PITTSBURGH — First-year Duquesne head coach Keith Dambrot has had two jobs this season as he tries to right the ship after just eight winning seasons and no NCAA Tournament appearances in the last 40 years.
The first job has been to connect with the players that he’s inherited from the previous coaching staff, integrate freshmen and transfers and create a new culture of Duquesne basketball.
The second has been to re-engage his team with fans, students and boosters in a meaningful way that will provide the type of atmosphere and support that he will need in order to break through and take the program to heights beyond its recent past.
Job one seems to be going well as Dambrot has the Dukes sitting at 9-4 after the non-conference schedule with significant momentum coming from a just-snapped seven-game winning streak.
The second part of the job remains a work in progress, as the Dukes didn’t draw more than 1,213 fans to any of the six home games during their seven-game win streak and their season high at the 4,400-seat Palumbo Center is just 1,833.

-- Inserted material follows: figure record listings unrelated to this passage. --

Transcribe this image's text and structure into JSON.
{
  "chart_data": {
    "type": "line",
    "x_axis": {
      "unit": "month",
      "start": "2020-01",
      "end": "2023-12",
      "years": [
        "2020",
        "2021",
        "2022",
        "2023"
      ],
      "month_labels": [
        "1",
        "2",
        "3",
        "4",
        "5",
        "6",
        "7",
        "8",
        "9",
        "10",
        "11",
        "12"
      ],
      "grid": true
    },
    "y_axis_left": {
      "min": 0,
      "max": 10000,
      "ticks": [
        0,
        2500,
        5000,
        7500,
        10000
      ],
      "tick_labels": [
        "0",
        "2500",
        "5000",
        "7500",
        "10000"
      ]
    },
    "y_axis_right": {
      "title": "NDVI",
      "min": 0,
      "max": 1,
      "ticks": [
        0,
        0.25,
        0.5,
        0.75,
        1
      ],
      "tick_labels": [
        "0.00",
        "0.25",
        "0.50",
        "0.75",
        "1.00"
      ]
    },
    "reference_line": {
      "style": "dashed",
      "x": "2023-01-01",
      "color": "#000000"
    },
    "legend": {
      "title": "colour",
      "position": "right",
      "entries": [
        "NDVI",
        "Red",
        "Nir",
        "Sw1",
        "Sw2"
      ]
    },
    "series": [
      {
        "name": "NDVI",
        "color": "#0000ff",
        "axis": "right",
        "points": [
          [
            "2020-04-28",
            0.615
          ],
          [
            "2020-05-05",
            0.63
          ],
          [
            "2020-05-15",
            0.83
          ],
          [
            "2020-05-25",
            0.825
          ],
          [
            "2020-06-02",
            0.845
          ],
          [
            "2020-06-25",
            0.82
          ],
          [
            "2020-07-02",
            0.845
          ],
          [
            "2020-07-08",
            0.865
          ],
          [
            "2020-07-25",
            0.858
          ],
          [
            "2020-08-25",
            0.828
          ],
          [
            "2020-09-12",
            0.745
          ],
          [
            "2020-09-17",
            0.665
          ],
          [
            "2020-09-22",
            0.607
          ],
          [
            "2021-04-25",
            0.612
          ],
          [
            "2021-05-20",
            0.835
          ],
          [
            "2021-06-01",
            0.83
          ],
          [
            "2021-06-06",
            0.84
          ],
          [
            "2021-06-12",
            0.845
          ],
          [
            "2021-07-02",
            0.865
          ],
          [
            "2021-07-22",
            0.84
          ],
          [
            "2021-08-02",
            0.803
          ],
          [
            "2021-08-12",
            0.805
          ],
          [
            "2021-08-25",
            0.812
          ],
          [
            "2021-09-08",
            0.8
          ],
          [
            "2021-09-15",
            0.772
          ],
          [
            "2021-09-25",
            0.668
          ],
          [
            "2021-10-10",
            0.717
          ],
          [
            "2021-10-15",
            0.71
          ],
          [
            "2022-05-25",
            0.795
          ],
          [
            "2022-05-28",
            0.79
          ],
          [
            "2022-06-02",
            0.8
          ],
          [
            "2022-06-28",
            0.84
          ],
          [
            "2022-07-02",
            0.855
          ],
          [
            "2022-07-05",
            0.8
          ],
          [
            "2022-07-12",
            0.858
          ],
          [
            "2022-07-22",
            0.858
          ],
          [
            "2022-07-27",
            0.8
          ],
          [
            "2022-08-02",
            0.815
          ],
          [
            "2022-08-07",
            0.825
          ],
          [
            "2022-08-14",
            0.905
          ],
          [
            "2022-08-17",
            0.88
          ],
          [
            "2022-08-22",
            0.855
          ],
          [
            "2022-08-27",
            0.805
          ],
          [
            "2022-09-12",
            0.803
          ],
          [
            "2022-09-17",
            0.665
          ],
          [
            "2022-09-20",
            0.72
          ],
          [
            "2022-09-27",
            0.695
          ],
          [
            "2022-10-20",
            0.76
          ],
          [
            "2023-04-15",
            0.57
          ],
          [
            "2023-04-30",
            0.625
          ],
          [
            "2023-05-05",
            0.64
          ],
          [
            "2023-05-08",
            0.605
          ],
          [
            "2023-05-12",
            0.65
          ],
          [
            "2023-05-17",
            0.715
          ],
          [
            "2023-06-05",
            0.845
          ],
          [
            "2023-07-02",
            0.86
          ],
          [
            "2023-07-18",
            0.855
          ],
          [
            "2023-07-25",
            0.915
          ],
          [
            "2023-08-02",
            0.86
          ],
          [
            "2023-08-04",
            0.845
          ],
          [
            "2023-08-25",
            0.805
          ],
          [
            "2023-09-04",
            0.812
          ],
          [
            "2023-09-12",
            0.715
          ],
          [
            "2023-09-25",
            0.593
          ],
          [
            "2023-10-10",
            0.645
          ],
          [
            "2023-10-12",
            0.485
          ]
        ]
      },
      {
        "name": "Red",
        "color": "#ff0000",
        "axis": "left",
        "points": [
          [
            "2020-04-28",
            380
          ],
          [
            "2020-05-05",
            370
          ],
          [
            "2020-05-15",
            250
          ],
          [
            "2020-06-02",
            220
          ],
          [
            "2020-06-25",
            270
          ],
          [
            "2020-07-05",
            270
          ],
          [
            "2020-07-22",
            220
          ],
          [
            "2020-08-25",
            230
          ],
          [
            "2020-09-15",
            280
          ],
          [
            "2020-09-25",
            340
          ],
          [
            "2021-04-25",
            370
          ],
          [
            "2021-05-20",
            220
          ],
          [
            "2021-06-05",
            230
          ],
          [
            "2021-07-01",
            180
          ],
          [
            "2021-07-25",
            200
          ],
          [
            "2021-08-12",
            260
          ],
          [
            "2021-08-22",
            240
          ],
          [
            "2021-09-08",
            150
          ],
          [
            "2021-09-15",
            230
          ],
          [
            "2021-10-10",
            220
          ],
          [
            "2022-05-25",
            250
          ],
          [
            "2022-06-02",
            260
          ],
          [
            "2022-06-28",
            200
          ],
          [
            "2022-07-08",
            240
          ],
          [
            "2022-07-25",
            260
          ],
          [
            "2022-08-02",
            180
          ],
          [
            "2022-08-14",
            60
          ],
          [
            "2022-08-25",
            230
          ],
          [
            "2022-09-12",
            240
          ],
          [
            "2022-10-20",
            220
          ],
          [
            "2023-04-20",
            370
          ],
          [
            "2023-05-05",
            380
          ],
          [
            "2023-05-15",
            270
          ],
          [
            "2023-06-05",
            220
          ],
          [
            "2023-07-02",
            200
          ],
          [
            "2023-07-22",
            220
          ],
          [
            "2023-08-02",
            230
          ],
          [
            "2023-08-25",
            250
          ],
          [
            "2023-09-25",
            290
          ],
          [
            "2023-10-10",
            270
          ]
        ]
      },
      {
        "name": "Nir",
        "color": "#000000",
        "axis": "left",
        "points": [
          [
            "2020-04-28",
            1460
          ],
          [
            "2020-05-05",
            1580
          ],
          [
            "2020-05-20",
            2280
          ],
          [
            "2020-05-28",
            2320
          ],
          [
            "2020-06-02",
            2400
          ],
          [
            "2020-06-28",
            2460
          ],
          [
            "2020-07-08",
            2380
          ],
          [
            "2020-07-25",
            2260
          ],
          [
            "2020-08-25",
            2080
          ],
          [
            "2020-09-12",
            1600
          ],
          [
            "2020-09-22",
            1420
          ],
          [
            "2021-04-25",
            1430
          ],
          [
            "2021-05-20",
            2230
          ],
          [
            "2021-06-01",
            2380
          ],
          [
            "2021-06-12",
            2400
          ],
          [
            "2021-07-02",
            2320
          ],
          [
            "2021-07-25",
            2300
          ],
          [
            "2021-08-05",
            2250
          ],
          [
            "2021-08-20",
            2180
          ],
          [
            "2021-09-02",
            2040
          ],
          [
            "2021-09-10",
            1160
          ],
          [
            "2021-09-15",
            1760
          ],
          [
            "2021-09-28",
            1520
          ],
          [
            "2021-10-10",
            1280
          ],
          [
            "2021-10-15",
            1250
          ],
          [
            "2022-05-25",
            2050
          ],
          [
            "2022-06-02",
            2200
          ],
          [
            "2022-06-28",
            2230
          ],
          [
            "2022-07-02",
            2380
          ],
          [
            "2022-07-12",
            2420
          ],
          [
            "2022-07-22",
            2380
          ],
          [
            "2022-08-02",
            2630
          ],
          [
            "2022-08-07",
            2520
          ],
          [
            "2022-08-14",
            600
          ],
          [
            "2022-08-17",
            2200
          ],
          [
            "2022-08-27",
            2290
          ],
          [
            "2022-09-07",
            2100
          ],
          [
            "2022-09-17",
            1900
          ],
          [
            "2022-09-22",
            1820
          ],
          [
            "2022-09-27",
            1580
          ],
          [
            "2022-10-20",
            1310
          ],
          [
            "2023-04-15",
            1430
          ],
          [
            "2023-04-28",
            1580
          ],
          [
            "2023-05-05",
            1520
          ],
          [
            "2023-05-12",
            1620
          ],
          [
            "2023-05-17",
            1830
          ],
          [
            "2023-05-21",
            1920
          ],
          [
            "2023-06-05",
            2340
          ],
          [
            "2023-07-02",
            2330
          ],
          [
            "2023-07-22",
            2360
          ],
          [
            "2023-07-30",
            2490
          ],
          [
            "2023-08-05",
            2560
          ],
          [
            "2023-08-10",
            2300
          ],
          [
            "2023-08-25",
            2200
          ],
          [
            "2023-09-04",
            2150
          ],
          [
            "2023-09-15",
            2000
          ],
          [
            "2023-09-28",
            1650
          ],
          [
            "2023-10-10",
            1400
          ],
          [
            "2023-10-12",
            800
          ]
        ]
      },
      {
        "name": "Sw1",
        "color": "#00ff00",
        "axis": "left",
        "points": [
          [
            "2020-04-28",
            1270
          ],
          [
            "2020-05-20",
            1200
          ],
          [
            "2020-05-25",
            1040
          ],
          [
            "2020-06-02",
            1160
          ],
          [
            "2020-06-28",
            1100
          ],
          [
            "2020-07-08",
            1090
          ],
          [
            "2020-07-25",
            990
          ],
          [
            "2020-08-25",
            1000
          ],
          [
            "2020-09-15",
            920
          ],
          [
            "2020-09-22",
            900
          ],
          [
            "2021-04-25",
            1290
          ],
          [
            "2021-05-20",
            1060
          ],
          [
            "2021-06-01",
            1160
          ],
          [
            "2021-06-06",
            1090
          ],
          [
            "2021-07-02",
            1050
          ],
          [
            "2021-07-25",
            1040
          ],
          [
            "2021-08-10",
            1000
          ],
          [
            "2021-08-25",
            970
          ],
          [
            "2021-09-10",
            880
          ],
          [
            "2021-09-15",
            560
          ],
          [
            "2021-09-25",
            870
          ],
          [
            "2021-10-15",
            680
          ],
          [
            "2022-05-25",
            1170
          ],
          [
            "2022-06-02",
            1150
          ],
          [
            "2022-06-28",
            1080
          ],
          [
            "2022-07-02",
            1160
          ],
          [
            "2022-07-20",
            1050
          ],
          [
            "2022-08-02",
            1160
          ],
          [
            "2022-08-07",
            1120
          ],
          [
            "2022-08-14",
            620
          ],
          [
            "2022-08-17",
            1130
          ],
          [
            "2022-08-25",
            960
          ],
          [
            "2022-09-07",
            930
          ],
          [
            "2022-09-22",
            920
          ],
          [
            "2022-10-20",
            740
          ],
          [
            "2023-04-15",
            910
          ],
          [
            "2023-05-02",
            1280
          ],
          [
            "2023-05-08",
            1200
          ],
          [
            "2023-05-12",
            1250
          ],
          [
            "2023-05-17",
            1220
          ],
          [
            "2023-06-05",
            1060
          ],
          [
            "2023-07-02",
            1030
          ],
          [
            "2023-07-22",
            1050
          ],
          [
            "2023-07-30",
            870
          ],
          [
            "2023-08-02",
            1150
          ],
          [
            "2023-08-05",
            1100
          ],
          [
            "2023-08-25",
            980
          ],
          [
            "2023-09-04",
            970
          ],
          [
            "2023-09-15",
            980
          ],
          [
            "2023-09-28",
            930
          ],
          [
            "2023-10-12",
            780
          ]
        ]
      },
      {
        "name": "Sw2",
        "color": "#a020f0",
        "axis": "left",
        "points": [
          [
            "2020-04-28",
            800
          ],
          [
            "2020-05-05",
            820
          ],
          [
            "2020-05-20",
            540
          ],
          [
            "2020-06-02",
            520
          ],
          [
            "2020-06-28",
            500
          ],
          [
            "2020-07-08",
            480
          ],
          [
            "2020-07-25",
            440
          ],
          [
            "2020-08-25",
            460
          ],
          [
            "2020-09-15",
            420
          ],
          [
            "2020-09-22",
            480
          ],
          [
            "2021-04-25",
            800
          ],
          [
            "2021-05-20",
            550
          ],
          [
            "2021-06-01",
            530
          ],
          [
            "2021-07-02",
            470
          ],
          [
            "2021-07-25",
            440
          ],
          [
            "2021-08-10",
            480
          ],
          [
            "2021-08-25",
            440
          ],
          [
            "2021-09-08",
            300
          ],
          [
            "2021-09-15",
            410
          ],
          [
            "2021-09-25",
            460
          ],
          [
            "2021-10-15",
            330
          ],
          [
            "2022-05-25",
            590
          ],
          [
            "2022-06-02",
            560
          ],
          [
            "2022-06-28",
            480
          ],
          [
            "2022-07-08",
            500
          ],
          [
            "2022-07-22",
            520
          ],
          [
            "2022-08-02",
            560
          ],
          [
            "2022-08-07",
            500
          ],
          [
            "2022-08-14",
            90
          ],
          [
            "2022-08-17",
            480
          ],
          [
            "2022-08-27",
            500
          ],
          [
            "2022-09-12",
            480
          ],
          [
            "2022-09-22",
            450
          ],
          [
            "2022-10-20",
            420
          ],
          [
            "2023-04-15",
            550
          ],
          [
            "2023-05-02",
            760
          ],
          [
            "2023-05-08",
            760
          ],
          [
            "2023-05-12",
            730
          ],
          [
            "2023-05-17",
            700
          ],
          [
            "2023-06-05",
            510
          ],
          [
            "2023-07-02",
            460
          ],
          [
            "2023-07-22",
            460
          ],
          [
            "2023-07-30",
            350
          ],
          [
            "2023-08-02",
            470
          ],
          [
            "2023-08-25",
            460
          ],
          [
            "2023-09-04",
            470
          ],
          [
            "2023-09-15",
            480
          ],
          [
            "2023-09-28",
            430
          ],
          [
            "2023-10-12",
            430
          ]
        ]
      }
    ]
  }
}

“We’ve got a long way to go to build excitement and to put some people in the stands, but I believe that once we start to win at a high level of play, people will come,” Dambrot said. “I think our guys have tried their hardest to be good. They’ve worked hard every single minute we’ve had them. So eventually, the people of Pittsburgh will recognize that and come to the game.”
Another part of the equation, and one that relates to job one for Dambrot, is a focus on defense. If there is a stereotype for the kind of team that Pittsburgh fans can relate to in any sport, it’s one that works hard and plays sound defense.
The Dukes don’t have much choice in the matter. With a field goal percentage of 41.2 on the season — 304th in the country — to put it kindly, they won’t win many games with offense alone. There’s a pretty clear relationship between the number of points allowed and the final outcome for the Dukes this season. When they give up fewer than 62 points, they’re unbeaten. In between 62 and 72, they’re still a respectable 3-1. When they allow more than 72 points, the Dukes are 0-3.
The clarity of the outcomes has made it easy for the holdovers from the previous staff’s offense-oriented attack to instead focus on the defensive side of the ball.
“We actually sat down with each other yesterday after practice and talked,” sophomore guard Mike Lewis II said. “It was letting the freshmen know that the intensity is about to rise, the competition is about to rise, everything is about to rise. … We understand that we have to play defense if we want to be in games, regardless of who we’re playing.”
With more attention paid to the conference games that lay ahead, the Dukes have the opportunity to recapture some fans and draw some attention to the program by having their non-conference success translate to the second half of the season.
“We have to do our share,” Dambrot said. “We have to win at a championship level or no one’s coming. You can’t blame them for that. There’s too much on television, there’s too many other events to go to, to come watch mediocrity.”